Letter From the Editor
This issue marks our one year anniversary, and we could not let this pass without thanking our readers for their interest and support. We will strive to continue to earn your consideration and time. We have been blessed with excellent writers willing to contribute to our first two issues with little more than our gratitude. We appreciate all who have given their time and work to The Christendom Review. To those readers who have supported us financially, we are very grateful, and if others respond to our invitation to visit the “support this site” link and contribute, we hope to be able to offer our writers a small remuneration at some point for work accepted for publication. We are constantly looking for good poetry, fiction, and visual art, and we are especially looking for the opportunity to publish more literary essays on the great writers and their works.
This issue we have two very good examples of the kind of literary essays we are hoping to find. Lydia McGrew has written a splendid moral analysis of Graham Greene’s The End of the Affair, and William Luse has explicated the enigmatic key moment in Flannery O’Connor’s “A Good Man is Hard to Find.” Our poetry offerings include Thomas DeFrietas, William Luse (yes, it’s true, we do not disparage the traditional forms here), and some fine examples of the work of Patricia Mickelberry, of whom Smith Kirkpatrick once said, after reading an early piece, “Poor thing, she’s a poet.” Indeed she is. We have a story by John Farrell, whose humble willingness to revise is both inspiring and instructive to this writer, who has also contributed a story.
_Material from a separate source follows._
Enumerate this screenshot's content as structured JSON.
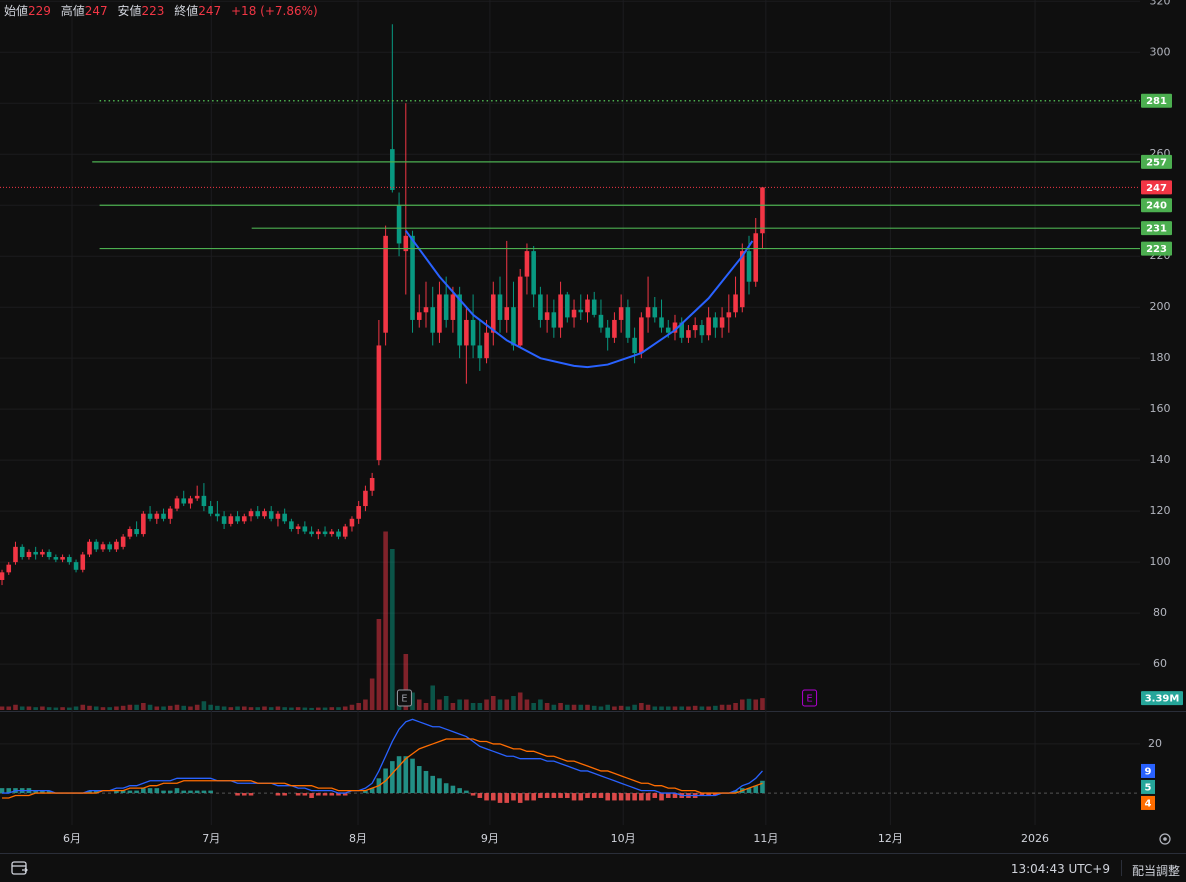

Our visual arts section features the photography of Todd McKimmey, whose eye reveals the intersection of the ordinary with eternity in central Texas.
There is a monster in Dante’s Inferno whose name is Geryon. He is a symbol for our age, a creature with the body of a reptile and “the face of a just and honest man.” We live in a time of state-sponsored mendacity, where it is claimed from high places to young graduates that Mao was as admirable as Mother Teresa, that abortion is health care, and that victory in Afghanistan over an enemy that blinds young girls to keep them from becoming educated is a pejorative term. We breathe in so much relativism with the air we forget that “a lie is nothing, no thing, and cannot exist until somebody accepts it as the truth. This is the opposite of the divinity fusing with the body of the world” (Andrew Lytle).
In Melville’s novel Billy Budd the simple young sailor says, “there are many ways to tell a lie, but there is only one way to tell the truth.” Implied in this statement is that there is Truth that transcends the mere assertion. As Keats saw it, (“ ’Beauty is truth, truth beauty’ ” ) Truth sometimes may be less than pretty. It may in fact contain aspects of the tawdry, as in Greene’s novel, or it may come from the lips of a cold-blooded killer whose words strip away false piety and sentimental religiosity and reveal an ugly kinship, as do the Misfit’s to the Grandmother in O’Connor’s story. These are planes of human activity that touch on the divine in that they show the characters in circumstances and actions that reveal them as they really are: full members of the fallen race of human beings. Some of the works in this issue are more pleasant to look at than others; all are the truth.